James Barker Band singles chronology
| "Keep It Simple" (2019) | "There's a Drink for That" (2019) | "Slow Down Town" (2020) |

Music video
- "There's a Drink for That" on YouTube

= There's a Drink for That =

2019 song by James Barker Band

"There's a Drink for That" is a song recorded by Canadian country group James Barker Band. The song was written by the band's frontman James Barker, along with Travis Wood and Gavin Slate.
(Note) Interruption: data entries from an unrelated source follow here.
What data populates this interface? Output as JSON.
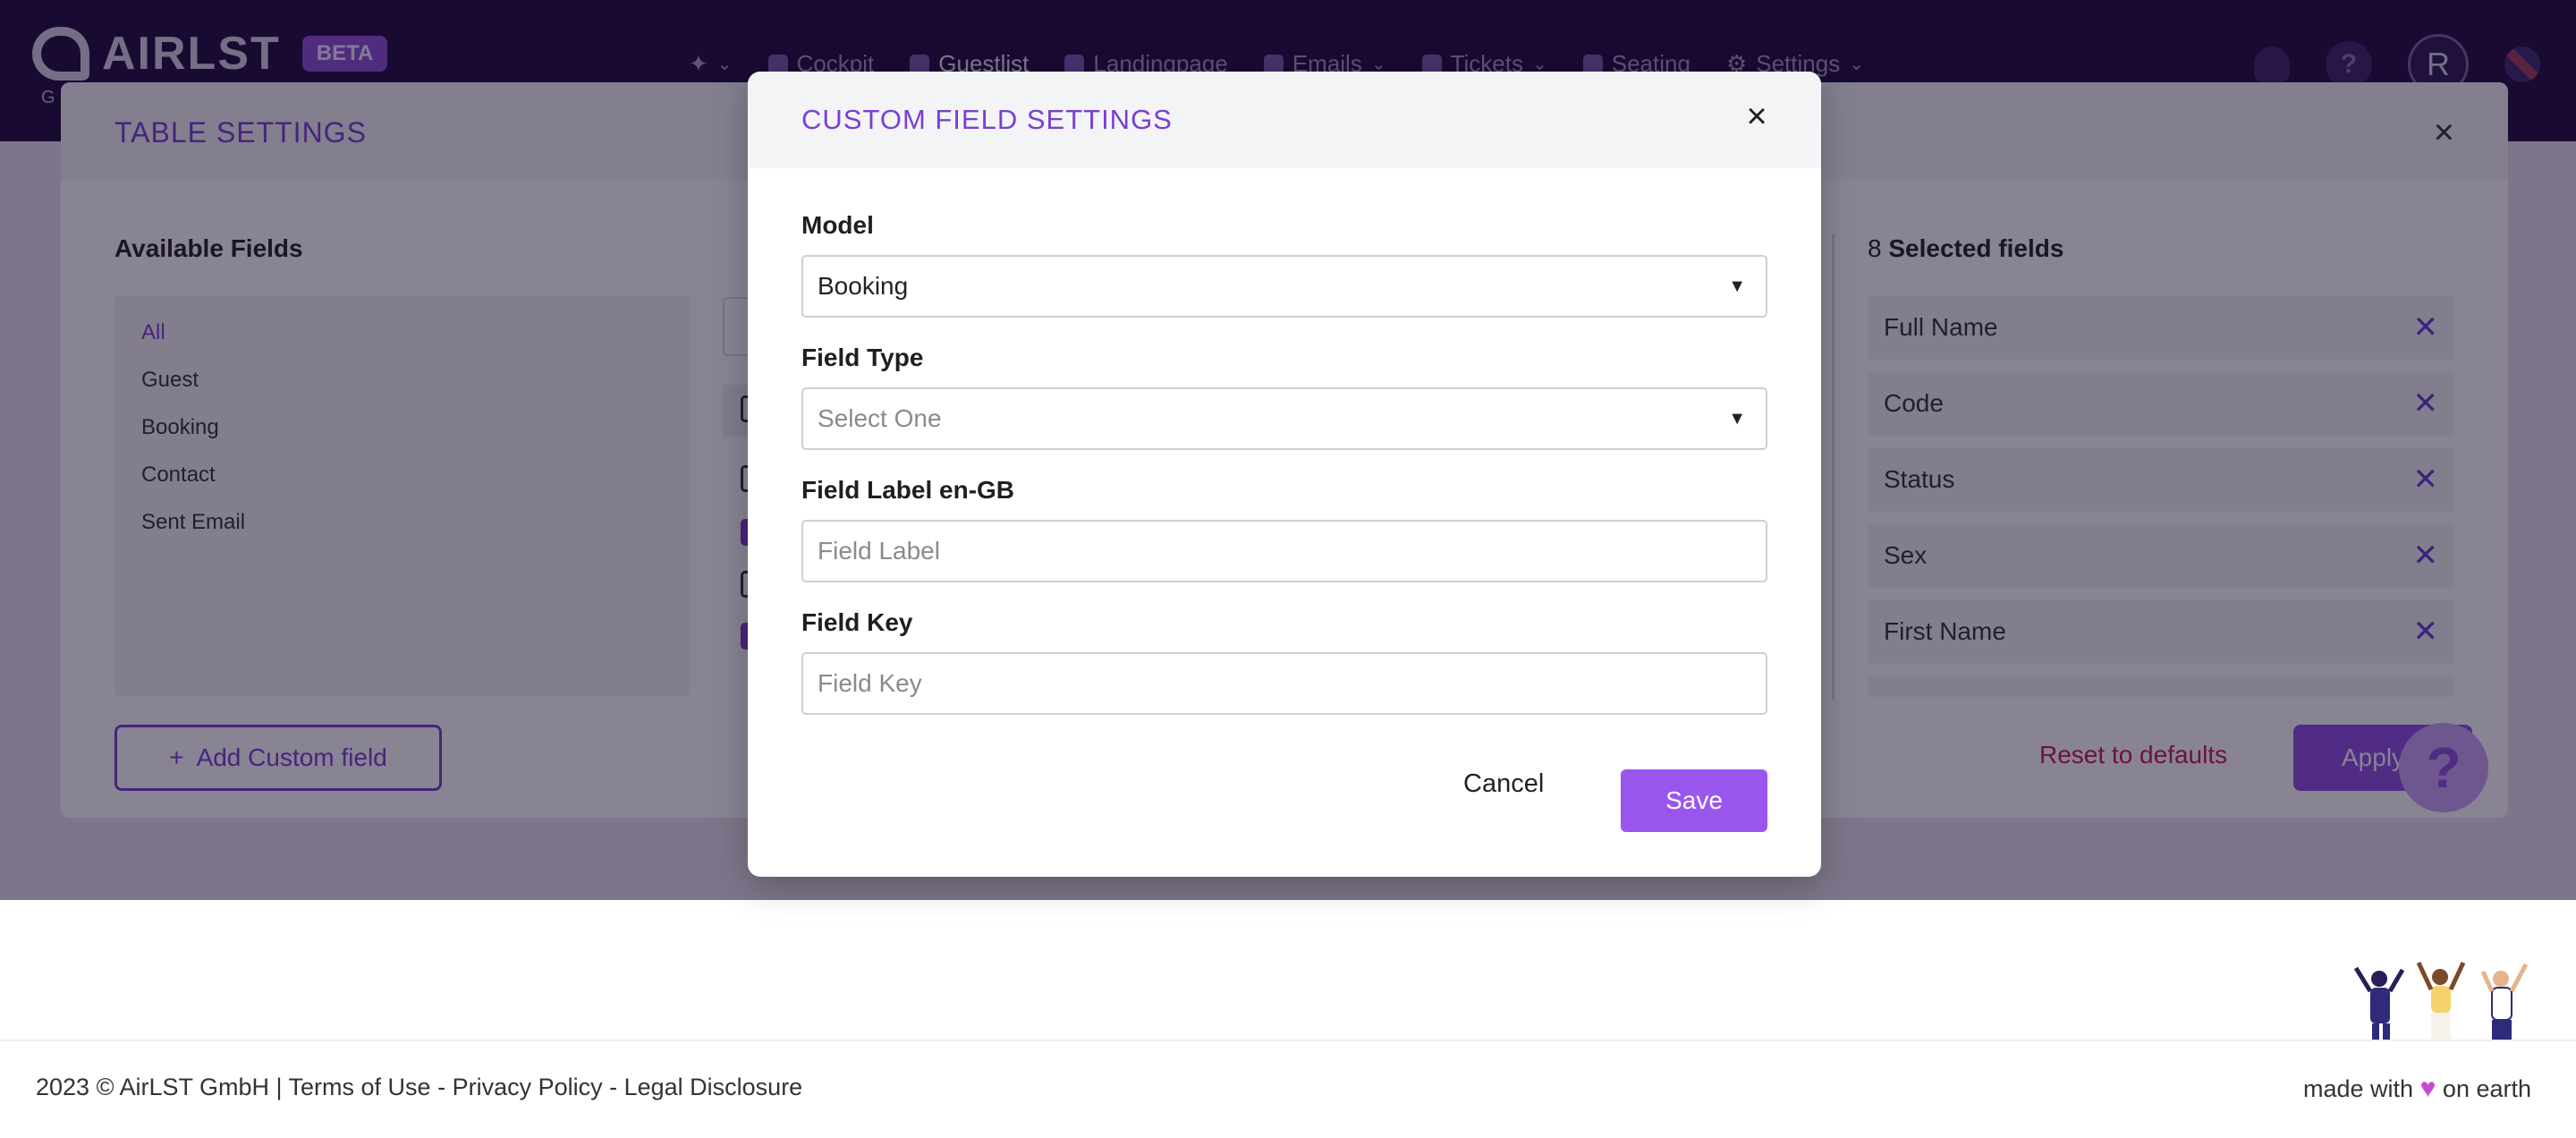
{
  "app": {
    "logo_text": "AIRLST",
    "beta_label": "BETA",
    "logo_sub": "G",
    "avatar_initial": "R",
    "help_glyph": "?"
  },
  "nav": {
    "items": [
      {
        "label": "Cockpit",
        "icon": "gauge-icon"
      },
      {
        "label": "Guestlist",
        "icon": "users-icon"
      },
      {
        "label": "Landingpage",
        "icon": "browser-icon"
      },
      {
        "label": "Emails",
        "icon": "envelope-icon"
      },
      {
        "label": "Tickets",
        "icon": "grid-icon"
      },
      {
        "label": "Seating",
        "icon": "chair-icon"
      },
      {
        "label": "Settings",
        "icon": "gear-icon"
      }
    ]
  },
  "table_settings": {
    "title": "TABLE SETTINGS",
    "available_title": "Available Fields",
    "available_items": [
      "All",
      "Guest",
      "Booking",
      "Contact",
      "Sent Email"
    ],
    "add_custom_label": "Add Custom field",
    "selected_count": "8",
    "selected_title": "Selected fields",
    "selected_items": [
      "Full Name",
      "Code",
      "Status",
      "Sex",
      "First Name"
    ],
    "reset_label": "Reset to defaults",
    "apply_label": "Apply"
  },
  "modal": {
    "title": "CUSTOM FIELD SETTINGS",
    "model_label": "Model",
    "model_value": "Booking",
    "field_type_label": "Field Type",
    "field_type_value": "Select One",
    "field_label_label": "Field Label en-GB",
    "field_label_placeholder": "Field Label",
    "field_key_label": "Field Key",
    "field_key_placeholder": "Field Key",
    "cancel_label": "Cancel",
    "save_label": "Save"
  },
  "footer": {
    "left": "2023 © AirLST GmbH | Terms of Use - Privacy Policy - Legal Disclosure",
    "made_with": "made with",
    "on_earth": "on earth"
  },
  "colors": {
    "accent": "#7a3fd1",
    "primary_button": "#9a55ef",
    "danger": "#c21f4d",
    "topbar": "#1e0b3c"
  }
}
It was the third single from the band's second extended play Singles Only.

==Background==
Barker said "There's a Drink for That" felt like a "return to that summery sound" that they tried to capture on their debut single "Lawn Chair Lazy".

==Critical reception==
Annie Reuter of Billboard called the song an "upbeat tune," referring to it as the "ideal song for the live setting," noting "hand snapped rhythms, sunny guitar parts and a sing-along chorus". Nevin Sereda of Today's Country 95.5 described the song as a "new summer time drinking song".

==Commercial performance==
"There's a Drink for That" reached a peak of #2 on Billboard Canada Country chart, becoming the band's seventh straight top ten hit to start their career. It has been certified Gold by Music Canada.

==Music video==
The official music video was for "There's a Drink for That" premiered on May 24, 2019, and was directed by Ben Knechtel. James Barker said the band "wanted to find an entertaining way to make it seem okay for people to drink, which is really what the song is about". He said that they "had a lot of fun shooting the video," saying that spending "the whole day driving an ice-cream truck," was a "win in itself".

==Charts==

| Chart (2019) | Peak position |
|---|---|
| Canada Country (Billboard) | 2 |

==Certifications==

| Region | Certification | Certified units/sales |
| Canada (Music Canada) | Gold | 40,000^{‡} |
^{‡} Sales+streaming figures based on certification alone.